Ariel's guitar tone is very complex, with a lot of modulation as well as delay on top of a pretty sweet distortion and octave pedal. It serves their songwriting well though as it creates a very psychedelic vibe, combined with Chelsey's trippy keyboard tones. Bailey (drums) and Stefanie (bass) are tight and very solid rhythmically and their parts complement each other well, which allows for a lot of airiness, experimentation and expressiveness in their melodies and vocals.

I tracked them all in the same room because the session was to be performed and recorded live, as it is part of the Shake Music TV series. Tracking a rock band all in the same room of course poses certain problems, most notably that of microphone bleed. Anytime you place a microphone in the same room with a drum kit, you're going to pick up the drum kit, I don't care how good the rejection is on that microphone or how many baffles you put between the two. Also, for this session visuals are very important since it's going to be a music video, so I couldn't exactly place tons of baffles between everybody because it would just look bad. The video producer also wanted everybody in the same room so isolating certain musicians was out.

The bass was run direct, and Ariel's guitar amp was in another room so there was not much issue with bleed there. The vocals were, however, in the same room as the drums. I was able to work around this potential problem more or less by using dynamic microphones on the vocals which rejected the drum kit, as well as allowed for the vocalist to get right up on the microphone and sing, thereby diminishing any background noise. Also, gating the vocals in this environment is essential, as it minimizes the bleed of what you don't want coming through the microphone by either lowering the volume or shutting it off completely. I didn't want the vocal mics to be cut off completely when the vocalists weren't singing because they also serve as kind of a room mic for the drums. If I gated them out completely it would sound weird, and you would hear it. All in all, as I begin to mix these songs it will be a negotiation back and forth between too much or too little gating, bleed, etc in order to maintain intelligibility but not lose the vibe, energy and well, yes, chaos of a live recording.
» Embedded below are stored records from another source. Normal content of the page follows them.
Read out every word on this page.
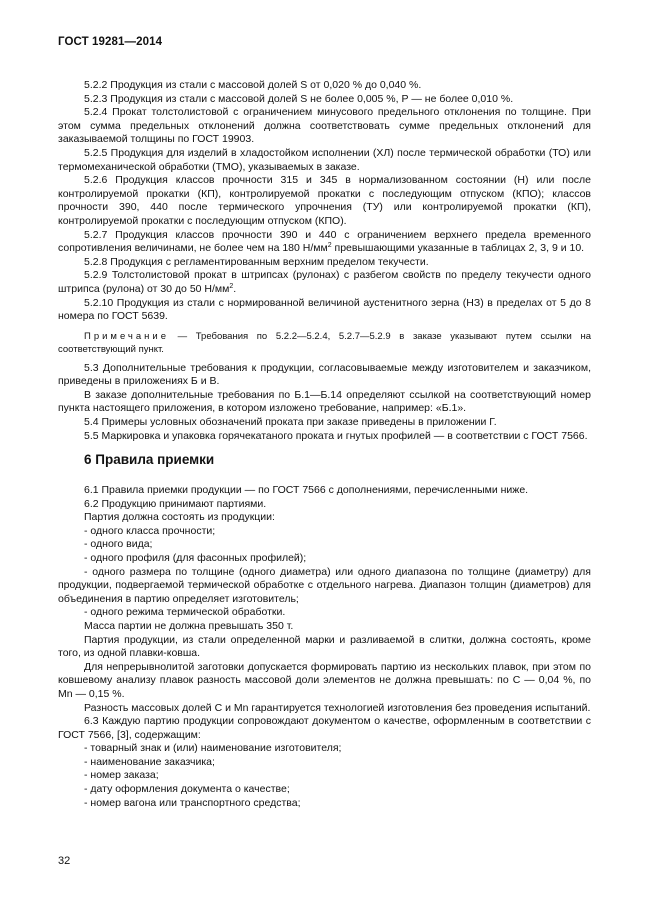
ГОСТ 19281—2014

5.2.2 Продукция из стали с массовой долей S от 0,020 % до 0,040 %.

5.2.3 Продукция из стали с массовой долей S не более 0,005 %, Р — не более 0,010 %.

5.2.4 Прокат толстолистовой с ограничением минусового предельного отклонения по толщине. При этом сумма предельных отклонений должна соответствовать сумме предельных отклонений для заказываемой толщины по ГОСТ 19903.

5.2.5 Продукция для изделий в хладостойком исполнении (ХЛ) после термической обработки (ТО) или термомеханической обработки (ТМО), указываемых в заказе.

5.2.6 Продукция классов прочности 315 и 345 в нормализованном состоянии (Н) или после контролируемой прокатки (КП), контролируемой прокатки с последующим отпуском (КПО); классов прочности 390, 440 после термического упрочнения (ТУ) или контролируемой прокатки (КП), контролируемой прокатки с последующим отпуском (КПО).

5.2.7 Продукция классов прочности 390 и 440 с ограничением верхнего предела временного сопротивления величинами, не более чем на 180 $Н/мм^2$ превышающими указанные в таблицах 2, 3, 9 и 10.

5.2.8 Продукция с регламентированным верхним пределом текучести.

5.2.9 Толстолистовой прокат в штрипсах (рулонах) с разбегом свойств по пределу текучести одного штрипса (рулона) от 30 до 50 $Н/мм^2$.

5.2.10 Продукция из стали с нормированной величиной аустенитного зерна (НЗ) в пределах от 5 до 8 номера по ГОСТ 5639.

Примечание — Требования по 5.2.2—5.2.4, 5.2.7—5.2.9 в заказе указывают путем ссылки на соответствующий пункт.

5.3 Дополнительные требования к продукции, согласовываемые между изготовителем и заказчиком, приведены в приложениях Б и В.

В заказе дополнительные требования по Б.1—Б.14 определяют ссылкой на соответствующий номер пункта настоящего приложения, в котором изложено требование, например: «Б.1».

5.4 Примеры условных обозначений проката при заказе приведены в приложении Г.

5.5 Маркировка и упаковка горячекатаного проката и гнутых профилей — в соответствии с ГОСТ 7566.

6 Правила приемки

6.1 Правила приемки продукции — по ГОСТ 7566 с дополнениями, перечисленными ниже.

6.2 Продукцию принимают партиями.

Партия должна состоять из продукции:

- одного класса прочности;

- одного вида;

- одного профиля (для фасонных профилей);

- одного размера по толщине (одного диаметра) или одного диапазона по толщине (диаметру) для продукции, подвергаемой термической обработке с отдельного нагрева. Диапазон толщин (диаметров) для объединения в партию определяет изготовитель;

- одного режима термической обработки.

Масса партии не должна превышать 350 т.

Партия продукции, из стали определенной марки и разливаемой в слитки, должна состоять, кроме того, из одной плавки-ковша.

Для непрерывнолитой заготовки допускается формировать партию из нескольких плавок, при этом по ковшевому анализу плавок разность массовой доли элементов не должна превышать: по С — 0,04 %, по Mn — 0,15 %.

Разность массовых долей С и Mn гарантируется технологией изготовления без проведения испытаний.

6.3 Каждую партию продукции сопровождают документом о качестве, оформленным в соответствии с ГОСТ 7566, [3], содержащим:

- товарный знак и (или) наименование изготовителя;

- наименование заказчика;

- номер заказа;

- дату оформления документа о качестве;

- номер вагона или транспортного средства;

32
Just listening back to the roughs I can tell these songs are going to sound great. My job now is to capture the energy, spontaneity and humanity of the recording while accentuating and emphasizing everyone's strengths and minimizing their weaknesses. I typically don't spend hours and hours mixing these type of sessions because that's somewhat contradictory to their intent: to capture an authentic sonic photograph of a band on a given day in Denton in a hi-fi environment so that it can be enjoyed by all. Don't get me wrong; I will pay excruciating attention to detail, but only so that my efforts essentially get out of the way and allow for the band to shine through. Guess I'll get after it.